Mega Chocolate Fudge Cupcakes
(Recipe adapted from BBC Good Food and food styling by Erica Ryan)
This batter makes really delicious and moist cupcakes which will give you more reason to have just one more! The batter is a lot more runny than normal cupcakes batters, but will rise so just make sure not to overfill the cases, halfway up is just perfect.
Makes about 16
175g Self raising flour
2 tablespoon of cocoa powder
1 teaspoon of bicarbonate soda
150g caster sugar
2 eggs beaten
150 ml (1/4 pint) sunflower oil
150 ml (1/4 pint) semi skimmed milk
2 tablespoon of golden syrup
For the frosting
75g unsalted butter
175g icing Sugar
3 tablespoon cocoa powder
Drop of Milk
Pre-heat oven to 180ºC/350F/Gas Mark 4. Line a muffin tray with cupcake cases.
Sieve the flour, cocoa and Bicarbonate of Soda into a bowl. Add the sugar and mix well.

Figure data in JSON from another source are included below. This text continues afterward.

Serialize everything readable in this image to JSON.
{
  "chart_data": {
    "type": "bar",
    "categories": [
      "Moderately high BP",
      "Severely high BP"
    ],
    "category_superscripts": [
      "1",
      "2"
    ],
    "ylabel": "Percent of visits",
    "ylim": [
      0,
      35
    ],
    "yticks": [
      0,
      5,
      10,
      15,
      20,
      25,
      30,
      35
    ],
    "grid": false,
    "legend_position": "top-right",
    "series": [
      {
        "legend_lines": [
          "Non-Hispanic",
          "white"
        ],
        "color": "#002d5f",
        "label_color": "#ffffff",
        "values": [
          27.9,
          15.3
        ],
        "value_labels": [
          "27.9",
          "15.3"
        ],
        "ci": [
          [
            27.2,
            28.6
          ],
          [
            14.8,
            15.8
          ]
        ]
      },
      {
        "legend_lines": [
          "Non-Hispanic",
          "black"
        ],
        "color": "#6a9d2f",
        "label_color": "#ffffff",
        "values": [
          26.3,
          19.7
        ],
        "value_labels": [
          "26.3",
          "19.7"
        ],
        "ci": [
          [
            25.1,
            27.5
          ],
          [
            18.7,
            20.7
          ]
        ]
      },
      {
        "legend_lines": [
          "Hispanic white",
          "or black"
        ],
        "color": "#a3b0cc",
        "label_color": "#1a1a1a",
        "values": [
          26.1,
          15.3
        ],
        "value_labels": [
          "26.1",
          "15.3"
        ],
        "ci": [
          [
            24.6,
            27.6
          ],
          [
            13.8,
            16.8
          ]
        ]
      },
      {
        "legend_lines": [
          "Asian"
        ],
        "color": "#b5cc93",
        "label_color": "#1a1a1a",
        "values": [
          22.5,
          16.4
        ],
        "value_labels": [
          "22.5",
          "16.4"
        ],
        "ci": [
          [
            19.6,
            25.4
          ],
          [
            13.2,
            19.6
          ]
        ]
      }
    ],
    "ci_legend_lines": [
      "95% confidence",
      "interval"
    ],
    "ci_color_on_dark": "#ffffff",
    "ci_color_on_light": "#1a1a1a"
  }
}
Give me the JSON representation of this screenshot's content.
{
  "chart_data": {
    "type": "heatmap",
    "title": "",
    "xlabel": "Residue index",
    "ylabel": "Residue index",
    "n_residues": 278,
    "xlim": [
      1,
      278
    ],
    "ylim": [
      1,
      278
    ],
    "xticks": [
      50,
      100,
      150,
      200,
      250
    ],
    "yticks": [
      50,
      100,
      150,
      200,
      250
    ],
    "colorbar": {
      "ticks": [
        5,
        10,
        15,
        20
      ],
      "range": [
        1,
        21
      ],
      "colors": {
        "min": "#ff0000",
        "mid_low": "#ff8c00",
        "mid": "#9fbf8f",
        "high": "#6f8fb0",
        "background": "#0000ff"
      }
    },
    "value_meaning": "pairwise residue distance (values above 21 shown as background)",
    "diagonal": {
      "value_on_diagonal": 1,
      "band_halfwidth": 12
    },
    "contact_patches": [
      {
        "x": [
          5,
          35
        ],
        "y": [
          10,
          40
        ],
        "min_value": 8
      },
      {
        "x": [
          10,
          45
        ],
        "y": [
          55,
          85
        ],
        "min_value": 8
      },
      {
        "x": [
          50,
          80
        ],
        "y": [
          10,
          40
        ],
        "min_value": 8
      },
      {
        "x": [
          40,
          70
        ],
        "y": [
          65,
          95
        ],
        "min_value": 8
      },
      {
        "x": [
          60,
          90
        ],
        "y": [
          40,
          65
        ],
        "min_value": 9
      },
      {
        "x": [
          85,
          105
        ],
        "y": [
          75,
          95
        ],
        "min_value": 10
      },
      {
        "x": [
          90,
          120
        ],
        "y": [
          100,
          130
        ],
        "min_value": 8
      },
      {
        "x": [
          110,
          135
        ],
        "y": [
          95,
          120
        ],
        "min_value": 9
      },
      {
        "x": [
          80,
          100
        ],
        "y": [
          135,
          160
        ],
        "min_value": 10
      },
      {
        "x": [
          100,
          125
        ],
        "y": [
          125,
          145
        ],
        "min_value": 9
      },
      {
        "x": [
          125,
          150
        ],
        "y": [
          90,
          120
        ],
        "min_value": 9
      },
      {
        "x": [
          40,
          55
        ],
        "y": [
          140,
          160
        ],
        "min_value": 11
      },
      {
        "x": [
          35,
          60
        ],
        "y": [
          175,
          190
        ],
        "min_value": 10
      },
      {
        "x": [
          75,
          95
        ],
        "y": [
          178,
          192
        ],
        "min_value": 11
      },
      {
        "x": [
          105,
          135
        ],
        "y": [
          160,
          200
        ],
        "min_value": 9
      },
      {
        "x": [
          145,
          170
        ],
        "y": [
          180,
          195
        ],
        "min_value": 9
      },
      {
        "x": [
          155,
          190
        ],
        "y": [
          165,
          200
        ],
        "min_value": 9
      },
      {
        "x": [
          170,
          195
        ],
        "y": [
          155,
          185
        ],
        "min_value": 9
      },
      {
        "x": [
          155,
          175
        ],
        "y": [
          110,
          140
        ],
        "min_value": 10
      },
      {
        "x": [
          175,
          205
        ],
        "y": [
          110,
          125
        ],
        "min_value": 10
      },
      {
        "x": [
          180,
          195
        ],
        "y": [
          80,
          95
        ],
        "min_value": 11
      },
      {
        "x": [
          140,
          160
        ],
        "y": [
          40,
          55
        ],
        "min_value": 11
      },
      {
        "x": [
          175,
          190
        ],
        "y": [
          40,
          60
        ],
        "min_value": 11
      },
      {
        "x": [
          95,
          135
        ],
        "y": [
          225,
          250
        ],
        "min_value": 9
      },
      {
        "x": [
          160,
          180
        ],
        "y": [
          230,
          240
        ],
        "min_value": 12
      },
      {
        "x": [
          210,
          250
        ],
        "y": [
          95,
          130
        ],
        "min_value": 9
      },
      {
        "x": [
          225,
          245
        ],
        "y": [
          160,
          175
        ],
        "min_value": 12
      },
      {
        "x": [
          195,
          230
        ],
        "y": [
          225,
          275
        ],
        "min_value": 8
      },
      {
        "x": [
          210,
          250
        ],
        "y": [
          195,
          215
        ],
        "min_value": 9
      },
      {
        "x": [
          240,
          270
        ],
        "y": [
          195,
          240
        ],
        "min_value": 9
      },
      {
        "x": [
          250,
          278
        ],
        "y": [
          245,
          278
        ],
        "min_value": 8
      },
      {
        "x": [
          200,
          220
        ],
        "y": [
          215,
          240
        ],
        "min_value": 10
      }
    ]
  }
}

Make a well in the centre and add the syrup, eggs, oil and milk. Beat well with electric whisk until smooth.
Spoon the mixture into the cupcake cases about halfway up and bake for about 20 minutes or until they have risen and are firm to the touch. Remove from oven, leave to cool before turning out onto a cooling rack.
To make your butter icing, place the butter in a bowl and beat until soft. Gradually sift and beat in the icing sugar and cocoa powder then add enough milk to make the icing fluffy and spreadable.
Top the cooled cupcakes with delicious frosting and enjoy!